I’m often sent books to review, and I find myself thinking ‘nooooo’. Many don’t make it onto Woolwinding; they are either inappropriate or just uninspiring, or maybe they are reinventing a wheel which doesn’t need redevelopment – or maybe they are just dire. But sometimes I open a parcel and find myself doing a little dance round the room. This is one of the latter occasions.
Excuse me. Ahem.
What can I say about this gem by Jillian Moreno? it is a spinning book written, hooray, from a knitter’s perspective. It focuses on spinning ‘a yarn that fulfils a purpose’: one that works its best for whatever knitted project you have in mind.

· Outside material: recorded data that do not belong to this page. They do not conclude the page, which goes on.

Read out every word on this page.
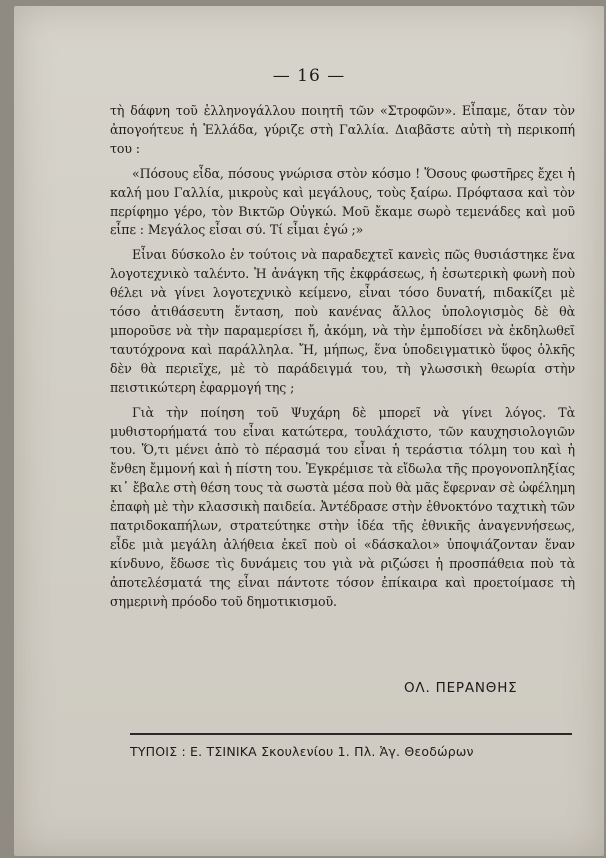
— 16 —

τὴ δάφνη τοῦ ἑλληνογάλλου ποιητῆ τῶν «Στροφῶν». Εἶπαμε, ὅταν τὸν ἀπογοήτευε ἡ Ἑλλάδα, γύριζε στὴ Γαλλία. Διαβᾶστε αὐτὴ τὴ περικοπή του :

«Πόσους εἶδα, πόσους γνώρισα στὸν κόσμο ! Ὅσους φωστῆρες ἔχει ἡ καλή μου Γαλλία, μικροὺς καὶ μεγάλους, τοὺς ξαίρω. Πρόφτασα καὶ τὸν περίφημο γέρο, τὸν Βικτῶρ Οὐγκώ. Μοῦ ἔκαμε σωρὸ τεμενάδες καὶ μοῦ εἶπε : Μεγάλος εἶσαι σύ. Τί εἶμαι ἐγώ ;»

Εἶναι δύσκολο ἐν τούτοις νὰ παραδεχτεῖ κανεὶς πῶς θυσιάστηκε ἕνα λογοτεχνικὸ ταλέντο. Ἡ ἀνάγκη τῆς ἐκφράσεως, ἡ ἐσωτερικὴ φωνὴ ποὺ θέλει νὰ γίνει λογοτεχνικὸ κείμενο, εἶναι τόσο δυνατή, πιδακίζει μὲ τόσο ἀτιθάσευτη ἔνταση, ποὺ κανένας ἄλλος ὑπολογισμὸς δὲ θὰ μποροῦσε νὰ τὴν παραμερίσει ἤ, ἀκόμη, νὰ τὴν ἐμποδίσει νὰ ἐκδηλωθεῖ ταυτόχρονα καὶ παράλληλα. Ἤ, μήπως, ἕνα ὑποδειγματικὸ ὕφος ὁλκῆς δὲν θὰ περιεῖχε, μὲ τὸ παράδειγμά του, τὴ γλωσσικὴ θεωρία στὴν πειστικώτερη ἐφαρμογή της ;

Γιὰ τὴν ποίηση τοῦ Ψυχάρη δὲ μπορεῖ νὰ γίνει λόγος. Τὰ μυθιστορήματά του εἶναι κατώτερα, τουλάχιστο, τῶν καυχησιολογιῶν του. Ὅ,τι μένει ἀπὸ τὸ πέρασμά του εἶναι ἡ τεράστια τόλμη του καὶ ἡ ἔνθεη ἔμμονή καὶ ἡ πίστη του. Ἐγκρέμισε τὰ εἴδωλα τῆς προγονοπληξίας κι᾿ ἔβαλε στὴ θέση τους τὰ σωστὰ μέσα ποὺ θὰ μᾶς ἔφερναν σὲ ὠφέλημη ἐπαφὴ μὲ τὴν κλασσικὴ παιδεία. Ἀντέδρασε στὴν ἐθνοκτόνο ταχτικὴ τῶν πατριδοκαπήλων, στρατεύτηκε στὴν ἰδέα τῆς ἐθνικῆς ἀναγεννήσεως, εἶδε μιὰ μεγάλη ἀλήθεια ἐκεῖ ποὺ οἱ «δάσκαλοι» ὑποψιάζονταν ἕναν κίνδυνο, ἔδωσε τὶς δυνάμεις του γιὰ νὰ ριζώσει ἡ προσπάθεια ποὺ τὰ ἀποτελέσματά της εἶναι πάντοτε τόσον ἐπίκαιρα καὶ προετοίμασε τὴ σημερινὴ πρόοδο τοῦ δημοτικισμοῦ.

ΟΛ. ΠΕΡΑΝΘΗΣ
ΤΥΠΟΙΣ : Ε. ΤΣΙΝΙΚΑ Σκουλενίου 1. Πλ. Ἁγ. Θεοδώρων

Once upon a recent time, handspinning was almost an end in itself, and it still can be, of course. Once upon a recent time, it was assumed in books about spinning that the spinners were inevitably dealing exclusively with fleece. Raw fleece. Fleece possibly from their own sheep. And, also of course, some people do work exclusively with fleece (I love it myself, except on days like today when the wind suddenly gets up and blows most of my freshly washed Cheviot x BFL fleece away, possibly taking it as far as England). But many of us are not purists: we buy prepared fibre, maybe hand-dyed, delicious fibre; maybe undyed but fully processed and still delicious fibre. And some people – I know several – actively dislike working with anything else. Very many of us spin fibre in order to knit with it, to produce something unique, something we control from (almost) start to finish. This is our book.
It starts with a basic vision; goes through fibre breeds and the impact choice there can have; explores prep, drafting, plying, working with colour, finishing… and, ta dah, knitting with handspun. It’s beautifully illustrated. And it even has some patterns.
Ok, let’s have a look inside. Take this page: it illustrates the different effects you can get by blending colours at plying or blending those colours before spinning:
It is often good to do things intentionally, instead of accidentally. Intentional, and you can get the same effect again, should you want to do so. Accidental? You might be lucky…
Or take finishing a spun yarn. I almost always whack my finished yarn to set the twist (I find it helpful; I can imagine I am whacking the person at the Fibre Fair who said ‘I could do that, but I wouldn’t want to, it’s so boring’). But what about the alternatives? There’s snapping, swirling it around like a cowboy with a lasso, even fulling it. What difference would a different process make, and what impact would it have on a particular yarn?
Here four different yarns are compared – merino, corriedale, BFL and silk – after having undergone eight different approaches (menaced, incidentally, doesn’t mean you sitting in front of the yarn like Michael Corleone confronting the men who tried to kill his father; it means felting it deliberately).
And how about ply affecting what you want to knit?
That’s covered at length; above focuses on singles, but there are equally detailed examinations of two- and three-ply yarns. It’s excellent, and the ‘knitting with your handspun’ section is invaluable, covering things like ensuring you will have enough yarn (been there), and simply planning a project from a pattern which specifies a commercial yarn.
Finally, there are twelve patterns. There are two cardigans, a moebius cowl / shawl, four more varied but normally constructed shawls (of which this, by Romi, is one),
socks, two sweaters, a necklace and a pair of mitts.
I have been waiting for a book like this – thank you, Jill Moreno!